Image

Giza Pyramids and Sphinx

Pyramids of Gizeh

A Pyramid is simply a cairn or barrow, only its stones are laid regularly and their edges are carefully finished, instead of being roughly thrown together. The principle of the Pyramid is almost always the same. A rocky eminence on the desert tract . . . was excavated for the reception of the king's sarcophagus, and a sloping passage was cut to connect the royal sepulchre with the surface. Over the sepulchre, both to protect it from the inroads of the sand and to mark the spot, a large block of stones was erected, almost in the shape of a cube, but slightly tapering towards the top . . . . If the king . . . continued to reign, he . . . put other blocks round the base, so as to form a second stage, upon which he erected another quasicube like the first . . . . The longer the king lived the more numerous these stages became, so that it is possible to gauge roughly the duration of a king's reign by the height of his burial cairn . . . . The entrance to the tomb itself-generally a steep sloping passage, narrow and low-was carefully concealed, and ingenious devices, portcullises, &c., were resorted to in order to prevent the sarcophagus being removed. (Source: Picturesque Palestine, vol. 4, pp. 174-75.)

The King's Chamber

The dimensions of the pyramid of Cheops-the great pyramid-have been variously estimated, but the most accurate measurements ever published were made by Mr. Petrie in 1880-2. The original height he claims was four hundred and eighty-one feet four inches, the actual present height is four hundred and fifty-one feet. The area of the original base was a little more than thirteen acres, and its solid contents have been calculated at eighty-five million cubic feet . . . . The interior of the pyramid has not yet been fully explored, but there is in the heart of it a dark room known as the King's Chamber. The principal apartment, as far as yet explored, is thirty-four feet six inches long, seventeen feet two inches wide and nineteen feet one inch high; the floor is one hundred and forty-one feet from the base of the pyramid. The chamber is lined with granite and roofed with nine enormous slabs of granite, eighteen and a half feet in length . . . . It contains an empty and broken sarcophagus of granite on which there is no inscription, but which undoubtedly contained the body of the king who built it. (Source: Earthly Footsteps of the Man of Galilee, p. 54.)

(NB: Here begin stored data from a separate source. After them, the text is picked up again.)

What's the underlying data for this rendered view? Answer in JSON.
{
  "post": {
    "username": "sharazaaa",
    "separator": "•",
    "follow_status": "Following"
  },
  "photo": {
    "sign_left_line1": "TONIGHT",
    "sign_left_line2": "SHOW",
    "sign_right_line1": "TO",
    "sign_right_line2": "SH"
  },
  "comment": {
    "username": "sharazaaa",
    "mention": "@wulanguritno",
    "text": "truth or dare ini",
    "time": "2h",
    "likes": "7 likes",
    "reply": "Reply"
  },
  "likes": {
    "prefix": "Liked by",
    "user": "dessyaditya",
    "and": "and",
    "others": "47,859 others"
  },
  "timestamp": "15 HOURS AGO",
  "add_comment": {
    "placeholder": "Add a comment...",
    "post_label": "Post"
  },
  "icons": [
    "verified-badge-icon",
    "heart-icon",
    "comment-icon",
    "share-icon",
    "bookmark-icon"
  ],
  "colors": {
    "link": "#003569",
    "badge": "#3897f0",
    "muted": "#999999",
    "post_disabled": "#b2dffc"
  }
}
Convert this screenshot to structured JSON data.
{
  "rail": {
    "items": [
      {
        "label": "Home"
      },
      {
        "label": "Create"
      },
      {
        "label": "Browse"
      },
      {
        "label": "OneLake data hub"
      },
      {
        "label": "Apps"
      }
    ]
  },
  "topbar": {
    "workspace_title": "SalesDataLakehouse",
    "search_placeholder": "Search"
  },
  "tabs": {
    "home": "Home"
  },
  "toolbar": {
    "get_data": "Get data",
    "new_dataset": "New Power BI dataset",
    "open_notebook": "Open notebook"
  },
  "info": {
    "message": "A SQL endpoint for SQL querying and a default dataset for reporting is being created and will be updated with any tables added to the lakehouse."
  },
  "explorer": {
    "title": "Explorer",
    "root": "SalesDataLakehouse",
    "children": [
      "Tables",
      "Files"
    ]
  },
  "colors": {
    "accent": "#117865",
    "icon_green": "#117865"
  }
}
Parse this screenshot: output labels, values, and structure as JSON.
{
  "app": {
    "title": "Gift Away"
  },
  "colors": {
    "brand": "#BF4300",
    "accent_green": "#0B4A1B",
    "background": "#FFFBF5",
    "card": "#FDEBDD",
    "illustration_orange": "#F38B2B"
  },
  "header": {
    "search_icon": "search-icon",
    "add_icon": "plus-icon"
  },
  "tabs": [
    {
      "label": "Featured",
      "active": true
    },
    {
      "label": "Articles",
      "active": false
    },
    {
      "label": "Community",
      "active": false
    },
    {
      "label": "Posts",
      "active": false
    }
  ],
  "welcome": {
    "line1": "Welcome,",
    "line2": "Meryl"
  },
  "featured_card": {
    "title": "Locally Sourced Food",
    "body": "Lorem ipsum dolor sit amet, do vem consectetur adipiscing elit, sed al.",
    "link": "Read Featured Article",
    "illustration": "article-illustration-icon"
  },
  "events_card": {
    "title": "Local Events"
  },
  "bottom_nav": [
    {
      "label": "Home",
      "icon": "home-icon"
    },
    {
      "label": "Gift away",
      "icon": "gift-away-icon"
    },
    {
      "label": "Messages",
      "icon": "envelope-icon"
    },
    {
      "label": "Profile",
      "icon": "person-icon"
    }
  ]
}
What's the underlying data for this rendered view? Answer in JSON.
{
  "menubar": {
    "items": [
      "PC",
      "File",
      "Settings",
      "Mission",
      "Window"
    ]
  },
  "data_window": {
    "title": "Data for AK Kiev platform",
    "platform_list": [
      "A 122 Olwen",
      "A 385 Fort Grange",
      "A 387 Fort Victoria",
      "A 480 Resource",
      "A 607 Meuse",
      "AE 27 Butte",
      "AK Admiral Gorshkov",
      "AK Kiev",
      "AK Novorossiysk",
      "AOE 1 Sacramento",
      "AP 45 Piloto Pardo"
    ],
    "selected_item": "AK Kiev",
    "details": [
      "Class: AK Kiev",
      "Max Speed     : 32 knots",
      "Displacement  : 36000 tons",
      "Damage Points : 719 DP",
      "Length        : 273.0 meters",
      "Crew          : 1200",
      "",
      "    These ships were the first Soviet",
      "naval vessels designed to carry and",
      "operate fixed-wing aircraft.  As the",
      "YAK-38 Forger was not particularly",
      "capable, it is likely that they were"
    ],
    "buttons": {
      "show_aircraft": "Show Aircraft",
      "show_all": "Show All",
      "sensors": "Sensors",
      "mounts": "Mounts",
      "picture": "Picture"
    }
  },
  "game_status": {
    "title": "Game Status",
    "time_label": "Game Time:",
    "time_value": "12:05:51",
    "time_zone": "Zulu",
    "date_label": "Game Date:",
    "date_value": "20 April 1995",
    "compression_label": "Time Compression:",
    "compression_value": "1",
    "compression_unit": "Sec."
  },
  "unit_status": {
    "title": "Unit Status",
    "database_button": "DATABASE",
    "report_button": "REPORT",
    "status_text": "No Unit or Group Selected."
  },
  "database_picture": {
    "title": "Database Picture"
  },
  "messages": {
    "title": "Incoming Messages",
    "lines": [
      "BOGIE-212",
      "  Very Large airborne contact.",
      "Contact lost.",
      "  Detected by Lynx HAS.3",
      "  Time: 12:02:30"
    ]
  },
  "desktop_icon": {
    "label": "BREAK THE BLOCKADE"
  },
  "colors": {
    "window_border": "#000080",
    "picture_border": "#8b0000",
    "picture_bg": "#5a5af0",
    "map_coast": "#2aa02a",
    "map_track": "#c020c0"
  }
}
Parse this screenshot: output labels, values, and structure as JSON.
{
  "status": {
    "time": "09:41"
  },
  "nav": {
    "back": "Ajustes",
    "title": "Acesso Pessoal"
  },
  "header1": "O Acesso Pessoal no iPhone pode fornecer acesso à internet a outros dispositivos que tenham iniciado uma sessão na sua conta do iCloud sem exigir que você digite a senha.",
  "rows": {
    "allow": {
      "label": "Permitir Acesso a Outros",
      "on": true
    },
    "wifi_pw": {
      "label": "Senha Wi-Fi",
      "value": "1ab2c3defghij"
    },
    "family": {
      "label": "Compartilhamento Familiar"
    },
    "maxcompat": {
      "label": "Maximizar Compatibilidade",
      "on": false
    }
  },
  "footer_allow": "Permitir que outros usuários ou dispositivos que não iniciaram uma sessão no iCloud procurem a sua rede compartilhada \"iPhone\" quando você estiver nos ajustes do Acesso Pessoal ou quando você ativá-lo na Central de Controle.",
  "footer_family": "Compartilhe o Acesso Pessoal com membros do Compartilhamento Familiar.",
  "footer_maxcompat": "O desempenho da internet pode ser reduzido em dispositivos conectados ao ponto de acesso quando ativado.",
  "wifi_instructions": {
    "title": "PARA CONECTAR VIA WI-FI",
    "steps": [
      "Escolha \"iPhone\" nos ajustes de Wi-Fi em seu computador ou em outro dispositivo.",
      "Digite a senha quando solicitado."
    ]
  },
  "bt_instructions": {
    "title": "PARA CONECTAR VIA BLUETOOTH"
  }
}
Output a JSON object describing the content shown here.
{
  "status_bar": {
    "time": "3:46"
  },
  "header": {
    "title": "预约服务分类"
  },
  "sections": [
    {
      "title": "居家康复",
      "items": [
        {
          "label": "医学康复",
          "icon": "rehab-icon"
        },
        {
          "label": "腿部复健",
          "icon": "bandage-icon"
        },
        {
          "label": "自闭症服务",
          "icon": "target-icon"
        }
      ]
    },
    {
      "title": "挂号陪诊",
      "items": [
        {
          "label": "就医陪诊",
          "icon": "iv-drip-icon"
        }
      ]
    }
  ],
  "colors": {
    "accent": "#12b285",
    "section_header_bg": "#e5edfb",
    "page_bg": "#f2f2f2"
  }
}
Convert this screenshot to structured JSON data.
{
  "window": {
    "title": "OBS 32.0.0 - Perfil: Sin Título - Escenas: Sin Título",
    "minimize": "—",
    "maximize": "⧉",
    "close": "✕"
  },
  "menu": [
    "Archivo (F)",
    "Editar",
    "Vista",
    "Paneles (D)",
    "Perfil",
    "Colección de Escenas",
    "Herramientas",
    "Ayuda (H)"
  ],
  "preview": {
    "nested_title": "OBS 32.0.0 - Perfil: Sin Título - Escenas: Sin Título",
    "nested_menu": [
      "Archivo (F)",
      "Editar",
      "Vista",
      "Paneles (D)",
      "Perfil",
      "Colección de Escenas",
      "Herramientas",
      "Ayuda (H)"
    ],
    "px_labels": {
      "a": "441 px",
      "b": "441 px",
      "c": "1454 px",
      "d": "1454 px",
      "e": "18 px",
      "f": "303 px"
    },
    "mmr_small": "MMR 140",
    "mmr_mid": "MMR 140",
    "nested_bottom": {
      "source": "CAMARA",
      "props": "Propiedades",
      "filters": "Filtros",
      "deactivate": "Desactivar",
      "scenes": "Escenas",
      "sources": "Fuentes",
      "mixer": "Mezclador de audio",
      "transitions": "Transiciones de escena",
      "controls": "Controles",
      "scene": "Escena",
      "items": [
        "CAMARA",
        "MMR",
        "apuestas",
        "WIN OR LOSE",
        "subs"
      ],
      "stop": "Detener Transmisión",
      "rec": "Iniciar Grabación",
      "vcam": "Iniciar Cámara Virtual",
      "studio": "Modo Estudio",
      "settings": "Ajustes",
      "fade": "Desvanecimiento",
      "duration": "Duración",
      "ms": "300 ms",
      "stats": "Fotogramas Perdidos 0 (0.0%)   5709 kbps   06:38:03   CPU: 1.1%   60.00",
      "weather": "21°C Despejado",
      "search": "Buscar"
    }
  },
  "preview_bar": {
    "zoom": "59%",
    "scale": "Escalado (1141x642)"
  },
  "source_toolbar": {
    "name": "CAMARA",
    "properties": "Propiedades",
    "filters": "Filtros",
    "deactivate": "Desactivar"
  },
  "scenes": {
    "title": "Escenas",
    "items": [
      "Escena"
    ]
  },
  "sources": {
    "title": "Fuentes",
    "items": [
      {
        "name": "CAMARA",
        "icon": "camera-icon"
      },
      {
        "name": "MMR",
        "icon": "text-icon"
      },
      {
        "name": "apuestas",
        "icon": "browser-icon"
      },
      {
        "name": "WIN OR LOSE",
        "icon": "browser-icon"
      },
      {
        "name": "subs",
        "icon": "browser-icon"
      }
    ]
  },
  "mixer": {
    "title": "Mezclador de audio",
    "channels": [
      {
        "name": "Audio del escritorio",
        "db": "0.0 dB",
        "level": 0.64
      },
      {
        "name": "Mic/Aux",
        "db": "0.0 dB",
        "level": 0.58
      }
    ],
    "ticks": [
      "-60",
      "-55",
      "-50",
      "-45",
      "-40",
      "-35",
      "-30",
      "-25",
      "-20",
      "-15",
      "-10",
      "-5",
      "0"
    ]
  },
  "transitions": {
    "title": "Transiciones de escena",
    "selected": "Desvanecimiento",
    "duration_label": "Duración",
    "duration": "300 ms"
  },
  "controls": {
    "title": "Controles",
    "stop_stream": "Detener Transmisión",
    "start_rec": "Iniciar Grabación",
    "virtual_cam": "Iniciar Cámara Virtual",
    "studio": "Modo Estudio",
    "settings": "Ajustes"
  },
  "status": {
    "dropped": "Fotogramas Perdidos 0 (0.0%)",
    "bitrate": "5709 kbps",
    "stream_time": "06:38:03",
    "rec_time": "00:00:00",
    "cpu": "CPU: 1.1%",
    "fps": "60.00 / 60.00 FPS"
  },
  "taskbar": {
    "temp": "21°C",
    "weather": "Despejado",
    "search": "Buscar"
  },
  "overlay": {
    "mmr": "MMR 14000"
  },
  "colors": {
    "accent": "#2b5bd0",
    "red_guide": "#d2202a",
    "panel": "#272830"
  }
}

What is the Sphinx? It is the body of a lion couchant, with the head of a man-"a symbol of animal power and of human intellect." The whole figure was typical of kingly royalty and set forth the power and wisdom of the Egyptian monarch . . . . Miss Edwards says, "the sphinx is purely an Egyptian monster and of immemorial antiquity . . . . It is carved out of the summit of the original rock from which it has never been separated. Its body is over one hundred feet long; its head is thirty feet long and fourteen in width; the marks of paint still remain on the face--on the eye-brows and on the right cheek. The face is much mutilated; the body is hidden by drifting sands of the desert; the paws project some fifty feet and in the space between was an altar for sacrificial purposes." . . . From that altar between his paws the smoke went up into the gigantic nostrils now vanished from the face. "The ancient Egyptians called him 'Neb,' 'Lord,' a name generally applied to the gods in their popular pantheon, but specially to the Sphinx alone." (Source: Earthly Footsteps of the Man of Galilee, pp. 50-51.)

Temple of the Sphinx

One Egyptologist boldly asserts that "the substructions before the Sphinx are miscalled the Temple of the Sphinx. It is not a temple; it may be a mastaba or votive offering, it looks most like a tomb." The constructions are of plain and polished alabaster and red granite, laid with simplicity. There are four courts, rows of pillars, three principal chambers and dark recesses and a well. The chambers contain niches for the placing of mummies and at the bottom of the well were found three statues of King Kaffra, one of which is the famous portrait statue in the Gizeh Museum, and one is justified in believing that there remain in this vicinity immense quantities of mummies and ancient treasures. It is the opinion of Miss Edwards that here lies the necropolis of the kings of the first and second dynasties buried underneath a hundred feet of sand. (Source: Earthly Footsteps of the Man of Galilee, p. 52.)